O roteiro – da própria Suzanne Collins com Ross e  Billy Ray (A Guerra de Hart, Intrigas de Estado) – resolve perfeitamente a questão, tomando pequenas mas eficientes liberdades. Não estamos mais, como no livro, dentro da cabeça de Katniss, mas o seu ponto de vista é o que impera. E Jennifer Lawrence, que praticamente fez uma prévia do papel em outra sobrevivente indômita, a Ree de Inverno da Alma, é mesmo a escolha perfeita para viver Katniss.

Ross (Seabiscuit, Pleasantville)  imprime ao roteiro um ritmo perfeito, abrindo espaços para o contexto do medonho mundo de Panem, com pequenos mas importantes detalhes adicionais como (SPOILER !) uma sequência de insurreição filmada, em segunda unidade, por seu amigo Steve Soderbergh. É um modo de  deixar claros, com este e outros detalhes, os elementos que levarão a história mais adiante.

Os 80 milhões de dólares do orçamento parecem muito comparados com filmes independentes, mas na verdade são um custo modesto para uma produção com esta amplitude. E olhos espertos poderão notar que, embora a direção de arte seja impecável, informada tanto pelos Estados Unidos da Grande Depressão dos anos 1930 quanto pela França totalitária e dividida de Luis XVI e Maria Antonieta, os efeitos digitais flertam com o desapontamento. Talvez por isso não fiquem muito tempo na tela _ porque um pouco mais de tempo e eles não segurariam o impacto.

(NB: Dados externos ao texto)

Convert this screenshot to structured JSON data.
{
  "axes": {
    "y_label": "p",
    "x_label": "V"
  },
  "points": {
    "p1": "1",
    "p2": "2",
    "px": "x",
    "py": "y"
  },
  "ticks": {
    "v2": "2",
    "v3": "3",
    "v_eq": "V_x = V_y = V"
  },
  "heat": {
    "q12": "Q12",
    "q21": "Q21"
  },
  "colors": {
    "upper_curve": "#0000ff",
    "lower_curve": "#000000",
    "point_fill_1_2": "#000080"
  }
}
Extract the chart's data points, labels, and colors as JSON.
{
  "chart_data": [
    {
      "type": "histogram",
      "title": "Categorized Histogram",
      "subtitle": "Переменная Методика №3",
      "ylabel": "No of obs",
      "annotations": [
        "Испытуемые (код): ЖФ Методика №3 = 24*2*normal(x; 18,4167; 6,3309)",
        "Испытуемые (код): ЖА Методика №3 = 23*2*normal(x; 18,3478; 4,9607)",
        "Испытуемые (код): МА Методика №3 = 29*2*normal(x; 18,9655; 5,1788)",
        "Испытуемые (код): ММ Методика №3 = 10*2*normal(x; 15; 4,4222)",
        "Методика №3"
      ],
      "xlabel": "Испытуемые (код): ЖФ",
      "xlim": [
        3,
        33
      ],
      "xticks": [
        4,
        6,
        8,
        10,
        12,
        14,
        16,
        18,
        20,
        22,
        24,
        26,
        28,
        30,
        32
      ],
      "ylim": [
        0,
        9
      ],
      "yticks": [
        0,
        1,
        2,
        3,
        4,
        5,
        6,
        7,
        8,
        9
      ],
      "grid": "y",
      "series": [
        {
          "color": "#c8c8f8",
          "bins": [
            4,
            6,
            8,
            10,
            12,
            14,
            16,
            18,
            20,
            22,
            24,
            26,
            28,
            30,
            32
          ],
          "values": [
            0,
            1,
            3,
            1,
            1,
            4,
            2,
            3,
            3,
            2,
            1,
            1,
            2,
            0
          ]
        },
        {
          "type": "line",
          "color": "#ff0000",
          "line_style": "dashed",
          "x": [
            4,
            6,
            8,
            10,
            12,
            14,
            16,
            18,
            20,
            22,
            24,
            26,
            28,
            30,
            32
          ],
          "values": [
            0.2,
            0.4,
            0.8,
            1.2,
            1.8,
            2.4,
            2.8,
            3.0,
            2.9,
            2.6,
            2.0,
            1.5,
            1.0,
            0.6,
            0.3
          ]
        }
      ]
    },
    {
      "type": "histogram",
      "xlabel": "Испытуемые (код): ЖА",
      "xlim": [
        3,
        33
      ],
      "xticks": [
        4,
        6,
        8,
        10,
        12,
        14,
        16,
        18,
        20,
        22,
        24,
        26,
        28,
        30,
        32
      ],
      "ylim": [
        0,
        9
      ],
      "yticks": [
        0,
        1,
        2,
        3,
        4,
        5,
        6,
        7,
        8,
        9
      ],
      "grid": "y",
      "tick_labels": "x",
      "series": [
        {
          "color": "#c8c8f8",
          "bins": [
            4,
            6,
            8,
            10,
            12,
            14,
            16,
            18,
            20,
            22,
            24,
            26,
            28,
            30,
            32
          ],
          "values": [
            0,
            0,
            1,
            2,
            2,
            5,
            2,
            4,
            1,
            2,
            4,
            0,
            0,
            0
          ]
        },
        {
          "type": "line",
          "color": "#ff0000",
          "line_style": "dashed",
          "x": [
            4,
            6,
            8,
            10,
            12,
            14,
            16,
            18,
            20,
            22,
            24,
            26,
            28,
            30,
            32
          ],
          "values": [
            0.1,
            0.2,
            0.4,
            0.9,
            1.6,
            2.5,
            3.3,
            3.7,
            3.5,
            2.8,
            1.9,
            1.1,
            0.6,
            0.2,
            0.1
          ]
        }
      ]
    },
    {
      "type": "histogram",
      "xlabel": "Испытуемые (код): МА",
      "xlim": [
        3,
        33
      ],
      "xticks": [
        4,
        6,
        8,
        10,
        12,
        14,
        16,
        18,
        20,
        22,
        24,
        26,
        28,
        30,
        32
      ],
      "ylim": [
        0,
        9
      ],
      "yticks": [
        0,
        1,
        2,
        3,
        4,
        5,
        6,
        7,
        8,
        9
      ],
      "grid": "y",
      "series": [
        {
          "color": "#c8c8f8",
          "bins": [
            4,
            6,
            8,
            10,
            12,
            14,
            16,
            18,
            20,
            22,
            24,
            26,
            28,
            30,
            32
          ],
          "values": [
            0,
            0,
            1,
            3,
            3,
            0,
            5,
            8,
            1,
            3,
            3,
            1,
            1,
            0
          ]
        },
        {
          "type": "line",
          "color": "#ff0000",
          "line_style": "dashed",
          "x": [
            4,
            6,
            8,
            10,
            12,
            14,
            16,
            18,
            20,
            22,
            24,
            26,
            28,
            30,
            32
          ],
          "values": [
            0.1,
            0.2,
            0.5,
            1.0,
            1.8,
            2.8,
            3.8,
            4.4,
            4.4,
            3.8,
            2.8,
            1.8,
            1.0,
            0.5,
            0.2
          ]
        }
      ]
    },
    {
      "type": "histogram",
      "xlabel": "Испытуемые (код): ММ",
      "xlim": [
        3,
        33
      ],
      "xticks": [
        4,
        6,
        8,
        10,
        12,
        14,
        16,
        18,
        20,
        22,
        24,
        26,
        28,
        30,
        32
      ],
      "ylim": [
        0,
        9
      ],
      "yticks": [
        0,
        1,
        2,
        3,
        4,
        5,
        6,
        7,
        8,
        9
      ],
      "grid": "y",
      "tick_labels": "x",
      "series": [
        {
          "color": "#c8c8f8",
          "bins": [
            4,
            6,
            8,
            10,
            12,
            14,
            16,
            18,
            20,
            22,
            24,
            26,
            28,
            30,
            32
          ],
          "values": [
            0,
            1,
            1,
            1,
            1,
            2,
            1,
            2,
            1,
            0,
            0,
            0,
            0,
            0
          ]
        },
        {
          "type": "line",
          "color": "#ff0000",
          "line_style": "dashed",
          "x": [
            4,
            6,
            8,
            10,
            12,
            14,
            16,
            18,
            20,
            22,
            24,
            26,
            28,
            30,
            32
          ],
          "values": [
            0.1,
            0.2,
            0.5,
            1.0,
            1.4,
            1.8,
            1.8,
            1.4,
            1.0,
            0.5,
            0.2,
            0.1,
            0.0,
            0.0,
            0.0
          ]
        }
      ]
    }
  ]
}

Como no texto de Collins, a violência de Jogos Vorazes nunca é gratuita ou sem consequências. A simples existência da violência na história é um comentário sobre seu uso perverso como instrumento de opressão. Ao sadismo de uma sociedade entusiasmada pelo espetáculo de jovens se matando o filme, como o livro, propõe a dignidade da caçadora Katniss, que sabe o valor da vida porque, diariamente, precisa decidir sobre ela _ matar o animal na floresta ou permitir que sua familia morra de fome?

Ross abrandou a violência em Jogos Vorazes, colocando alguns momentos mais sangrentos fora da câmera e detendo-se o mais breve e delicadamente possível sobre algumas mortes essenciais. Violência não é diversão, seu filme diz. Violência tem um custo e um peso.

Onde tenho mais respeito e admiração pelo trabalho de Ross é por isso, por sua integridade em manter o compromisso do livro com  temas complicados e espinhosos: o poder do indivíduo e da consciência, a violência institucionalizada como método de controle, o interminável sacrifício da juventude no altar do jogo de poder.

São ideias que se encontram também nas obras que citei lá em cima, mas a oportunidade e a precisão com que elas foram expressas por Collins em seus livros explica porque eles se tornaram um sucesso tão imenso _ porque num mundo em que adolescentes são exterminados diariamente em guerras, atentados, tiroteios, na miséria, no abandono, recrutados como bombas humanas, aviões do narcotráfico, vítimas de guerras civis, enfiados em escolas sem professores, familias fraturadas, cidades doentes, a história de Katniss e seus companheiros de mortandade de Jogos Vorazes faz muito sentido, real e imediato.